La comédie, la satire, les moralistes de l'époque reviennent sans cesse à ce fléau [1]. La police avait l'oeil ouvert sur tous ces établissements publics et privés ; elle les surveillait de son mieux, elle en ordonnait souvent la fermeture. Le roi était obligé d'intervenir pour arrêter cette industrie exercée sans honte par des gens de qualité. En 1678, Colbert écrit de sa part à La Reynie de faire prévenir le prince d'Harcourt et le prince de Monaco qu'ils doivent veiller à ce qu'on n'établisse pas de jeu dans leurs hôtels à l'abri de leurs livrées. Un peu plus tard, Seignelay commande au lieutenant général de faire assigner les dames de Fleurs et de Caligny à la police pour avoir donné à jouer, en les avertissant qu'elles seront condamnées a la rigueur si elles recommencent. [2]

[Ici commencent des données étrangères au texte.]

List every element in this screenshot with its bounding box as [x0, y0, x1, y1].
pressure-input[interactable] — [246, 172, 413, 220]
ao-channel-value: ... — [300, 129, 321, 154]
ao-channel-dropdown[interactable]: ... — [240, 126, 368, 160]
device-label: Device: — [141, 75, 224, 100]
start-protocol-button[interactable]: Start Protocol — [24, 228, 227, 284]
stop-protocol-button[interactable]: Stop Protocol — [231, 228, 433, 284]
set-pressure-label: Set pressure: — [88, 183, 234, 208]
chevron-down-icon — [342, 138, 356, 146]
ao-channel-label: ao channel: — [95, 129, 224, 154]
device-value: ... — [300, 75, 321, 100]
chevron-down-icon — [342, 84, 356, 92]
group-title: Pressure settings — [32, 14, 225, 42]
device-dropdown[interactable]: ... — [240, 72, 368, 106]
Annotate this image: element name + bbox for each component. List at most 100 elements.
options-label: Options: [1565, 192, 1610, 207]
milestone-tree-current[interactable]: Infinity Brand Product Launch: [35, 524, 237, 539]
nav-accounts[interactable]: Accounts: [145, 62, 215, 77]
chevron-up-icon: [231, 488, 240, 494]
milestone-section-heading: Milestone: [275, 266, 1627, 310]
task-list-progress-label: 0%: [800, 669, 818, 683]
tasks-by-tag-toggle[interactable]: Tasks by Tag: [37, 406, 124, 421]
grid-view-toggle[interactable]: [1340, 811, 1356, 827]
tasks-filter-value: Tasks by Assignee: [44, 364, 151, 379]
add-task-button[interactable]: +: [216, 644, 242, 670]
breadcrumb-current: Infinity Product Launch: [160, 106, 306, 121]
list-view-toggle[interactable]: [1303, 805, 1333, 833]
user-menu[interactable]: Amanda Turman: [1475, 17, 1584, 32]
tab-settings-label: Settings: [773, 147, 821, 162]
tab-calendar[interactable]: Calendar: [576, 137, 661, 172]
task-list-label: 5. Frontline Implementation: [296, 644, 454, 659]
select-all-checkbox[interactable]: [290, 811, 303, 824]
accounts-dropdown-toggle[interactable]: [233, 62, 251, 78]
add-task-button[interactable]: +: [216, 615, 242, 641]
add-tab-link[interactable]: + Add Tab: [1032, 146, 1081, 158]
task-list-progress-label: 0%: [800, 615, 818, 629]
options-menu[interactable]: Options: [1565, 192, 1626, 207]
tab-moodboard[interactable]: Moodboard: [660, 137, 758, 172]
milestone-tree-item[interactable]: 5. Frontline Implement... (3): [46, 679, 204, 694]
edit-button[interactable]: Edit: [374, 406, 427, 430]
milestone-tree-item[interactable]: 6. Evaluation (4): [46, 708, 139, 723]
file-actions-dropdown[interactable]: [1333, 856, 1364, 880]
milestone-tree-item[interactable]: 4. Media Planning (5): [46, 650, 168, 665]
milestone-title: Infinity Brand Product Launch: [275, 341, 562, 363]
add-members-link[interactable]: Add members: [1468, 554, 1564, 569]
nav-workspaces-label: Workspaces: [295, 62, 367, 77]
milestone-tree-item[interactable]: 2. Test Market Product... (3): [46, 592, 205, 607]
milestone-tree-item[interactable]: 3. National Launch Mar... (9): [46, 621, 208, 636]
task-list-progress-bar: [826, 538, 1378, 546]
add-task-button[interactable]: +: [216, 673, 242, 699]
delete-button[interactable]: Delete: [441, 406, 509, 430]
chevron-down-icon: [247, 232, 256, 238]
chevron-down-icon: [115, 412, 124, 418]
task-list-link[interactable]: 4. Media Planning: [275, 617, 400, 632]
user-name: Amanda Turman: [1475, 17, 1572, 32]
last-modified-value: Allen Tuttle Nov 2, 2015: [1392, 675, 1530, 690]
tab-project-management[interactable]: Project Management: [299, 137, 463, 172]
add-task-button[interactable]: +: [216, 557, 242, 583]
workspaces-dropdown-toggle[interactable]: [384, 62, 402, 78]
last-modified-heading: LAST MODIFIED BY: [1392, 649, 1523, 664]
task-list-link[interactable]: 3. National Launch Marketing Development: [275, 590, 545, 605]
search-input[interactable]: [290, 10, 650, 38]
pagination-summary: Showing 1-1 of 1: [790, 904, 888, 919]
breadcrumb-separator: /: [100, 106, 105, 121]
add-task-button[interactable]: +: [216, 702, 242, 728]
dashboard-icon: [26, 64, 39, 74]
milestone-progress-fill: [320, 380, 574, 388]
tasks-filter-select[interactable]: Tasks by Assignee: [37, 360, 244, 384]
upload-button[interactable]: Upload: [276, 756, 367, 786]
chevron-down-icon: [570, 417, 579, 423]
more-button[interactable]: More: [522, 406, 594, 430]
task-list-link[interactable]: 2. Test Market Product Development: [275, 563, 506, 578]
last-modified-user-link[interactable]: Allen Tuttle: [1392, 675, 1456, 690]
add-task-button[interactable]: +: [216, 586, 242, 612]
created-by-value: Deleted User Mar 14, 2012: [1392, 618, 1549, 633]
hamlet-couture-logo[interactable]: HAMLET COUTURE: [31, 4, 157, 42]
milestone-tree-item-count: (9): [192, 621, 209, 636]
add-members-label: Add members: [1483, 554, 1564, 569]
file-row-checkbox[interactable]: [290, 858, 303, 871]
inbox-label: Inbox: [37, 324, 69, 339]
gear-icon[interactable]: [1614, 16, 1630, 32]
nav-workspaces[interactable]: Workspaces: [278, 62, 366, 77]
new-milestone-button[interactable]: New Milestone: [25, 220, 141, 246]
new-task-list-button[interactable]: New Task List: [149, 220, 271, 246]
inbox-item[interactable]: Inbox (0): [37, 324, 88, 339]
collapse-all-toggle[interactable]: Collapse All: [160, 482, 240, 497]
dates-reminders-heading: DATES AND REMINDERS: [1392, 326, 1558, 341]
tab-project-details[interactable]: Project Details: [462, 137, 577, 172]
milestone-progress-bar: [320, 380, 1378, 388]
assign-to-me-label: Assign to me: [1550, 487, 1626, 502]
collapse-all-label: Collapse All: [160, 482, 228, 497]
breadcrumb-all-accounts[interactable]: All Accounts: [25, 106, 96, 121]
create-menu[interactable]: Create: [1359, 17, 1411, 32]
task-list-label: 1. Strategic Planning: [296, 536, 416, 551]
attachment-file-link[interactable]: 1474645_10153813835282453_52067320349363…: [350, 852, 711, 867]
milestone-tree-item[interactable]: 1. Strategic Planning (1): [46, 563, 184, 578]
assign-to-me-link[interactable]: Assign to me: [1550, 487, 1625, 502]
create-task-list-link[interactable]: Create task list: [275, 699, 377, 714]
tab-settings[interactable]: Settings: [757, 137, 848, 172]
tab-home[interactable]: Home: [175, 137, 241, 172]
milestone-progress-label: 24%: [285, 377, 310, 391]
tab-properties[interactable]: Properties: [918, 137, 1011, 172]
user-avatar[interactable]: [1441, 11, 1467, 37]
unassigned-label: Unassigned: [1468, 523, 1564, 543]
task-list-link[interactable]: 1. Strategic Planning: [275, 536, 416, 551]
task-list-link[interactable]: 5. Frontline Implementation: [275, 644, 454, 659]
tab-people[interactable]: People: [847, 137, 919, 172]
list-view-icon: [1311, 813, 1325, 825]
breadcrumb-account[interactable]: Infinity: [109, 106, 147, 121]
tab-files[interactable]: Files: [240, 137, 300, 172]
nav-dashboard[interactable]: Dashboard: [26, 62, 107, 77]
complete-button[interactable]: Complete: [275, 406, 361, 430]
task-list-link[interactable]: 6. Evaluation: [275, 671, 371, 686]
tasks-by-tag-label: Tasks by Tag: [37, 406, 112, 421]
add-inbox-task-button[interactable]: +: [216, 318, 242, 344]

Malgré toutes les précautions et toutes les ordonnances de police, le même état de choses persista opiniâtrement on vit même des poètes s'en mêler et, comme Palaprat,
Donner aux Muses le matin
Et l'après-dinée aux joueuses. [3]
La mort de Louis XIV n'y changea rien, ou plutôt la Régence donna encore un nouvel essor à cet usage. On jouait publiquement dans l'hôtel du duc de Tresmes, gouverneur de Paris, et chacun y pouvait aller tenter la fortune, soit aux dés soit à l'ombre, au pharaon, au lansquenet, au trictrac, car chacun de ces jeux avait ses salles particulières. C'est le comédien Poisson qui était à la tête de cette entreprise, moyennant un loyer de mille livres par mois au duc de Tresmes. En 1722, on permit également à Blouin, intendant de Versailles, d'avoir chez lui une assemblée de jeu. "Quelques gens de condition, écrit Nemeitz au commencent du siècle suivant dans son "Séjour de Paris" [4] n'ont pas honte de tenir de telles assemblées dans leurs maisons. De mon temps il y en avait chez l'Envoyé de Gênes et dans l'Hôtel du prince Ragotzy au faubourg Saint-Germain, comme ayant de la cour la permission de tenir chez eux table pour les jeux de hasard, d'autant qu'ils sont permis aux ministres et aux princes étrangers, pendant qu'ils sont défendus absolument aux sujets du roi."
Nous nous sommes laissés entraîner bien au delà de l'époque de cette pièce. Revenons à l'ouvrage de J. de la Forge. S'il n'a pas une grande valeur littéraire, on reconnaîtra sans doute qu'il n'est pas sans une certaine importance historique en prenant le mot dans son sens le plus large, et que sa rareté, comme la curiosité des renseignements qu'il donne, pouvait lui mériter d'être reproduit dans ce recueil.
1. Voir Brillon, "Le Théophraste moderne" (1699), ch. du Jeu ; Dancourt, la Désolation des joueuses, 1687, et la Déroute du Pharaon, etc.
2. Correspondance adminstrative de Louis XIV, t II, p. 563, 572.
3. Voir les deux pièces de Palaprat : À M. de la Chapelle, pour le prier de prévenir M. d'Argenson en ma faveur sur un jeu qui était chez moi. - Au comte de Maurepas, sur ce que Mgr de Pontchartrain m'avait fait ordonner... de faire cesser mon jeu (1698).
4. Traduction française, 1727, t. I, p.200.